Having received the judgment of the tribunal, Galileo kneels abjectly on the marble floor of the great hall and recants his “sin.” He says what he thinks the assembled churchmen want to hear: “With sincere heart and unfeigned faith, I abjure, curse, and detest my errors.”
We’ll never know to what extent Galileo was sincere in his recantation, or merely shrewd. An old tradition says that at the end of his public avowal of the stability of the Earth, he murmured under his breath, “And yet it moves.” There is no historical evidence for the remark.
Yet it does move. No reasonable person any longer doubts the motion of the Earth. Even the Roman Catholic Church, with the ponderous inertia and long institutional memory of all authoritarian bodies, finally got around in 1984 to admitting it erred in the condemnation of Galileo.

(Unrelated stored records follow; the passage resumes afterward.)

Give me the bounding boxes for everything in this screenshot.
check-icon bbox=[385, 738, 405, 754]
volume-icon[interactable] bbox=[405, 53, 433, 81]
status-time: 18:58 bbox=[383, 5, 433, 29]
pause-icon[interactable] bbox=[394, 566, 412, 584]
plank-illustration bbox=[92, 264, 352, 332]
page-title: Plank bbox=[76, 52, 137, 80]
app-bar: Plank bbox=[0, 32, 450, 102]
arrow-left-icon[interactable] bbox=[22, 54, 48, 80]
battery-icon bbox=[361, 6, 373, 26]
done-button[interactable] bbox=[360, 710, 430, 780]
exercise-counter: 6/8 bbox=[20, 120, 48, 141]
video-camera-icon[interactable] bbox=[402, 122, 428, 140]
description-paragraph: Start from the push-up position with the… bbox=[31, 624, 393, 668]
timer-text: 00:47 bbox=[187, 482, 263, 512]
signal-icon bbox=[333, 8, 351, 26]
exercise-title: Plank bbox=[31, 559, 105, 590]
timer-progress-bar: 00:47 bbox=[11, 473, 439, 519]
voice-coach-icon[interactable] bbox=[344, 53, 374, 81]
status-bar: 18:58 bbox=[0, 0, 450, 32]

But, of course, the tension between reason and revelation, individual conscience and institutional authority, endures. As always, the conflict is not necessarily between unmitigated good and evil; sometimes principled individuals compromise their conscience in the face of authority (think J. Robert Oppenheimer), and sometimes well-meaning bureaucrats become moral hostages to the institutions they serve (think Cardinal Bernard Law).
It takes a particularly courageous individual to stand against the collective certainties of his or her society, and it is the rare institution that graciously accommodates principled dissent.
Which is probably why the Galileo story still resonates. We know who the hero of the story is, and we wish he had been more heroic. If he had gone to the stake, as some of his enemies no doubt fervently wished, the story would have been less equivocal in its ending. But it would also not have been so universally true.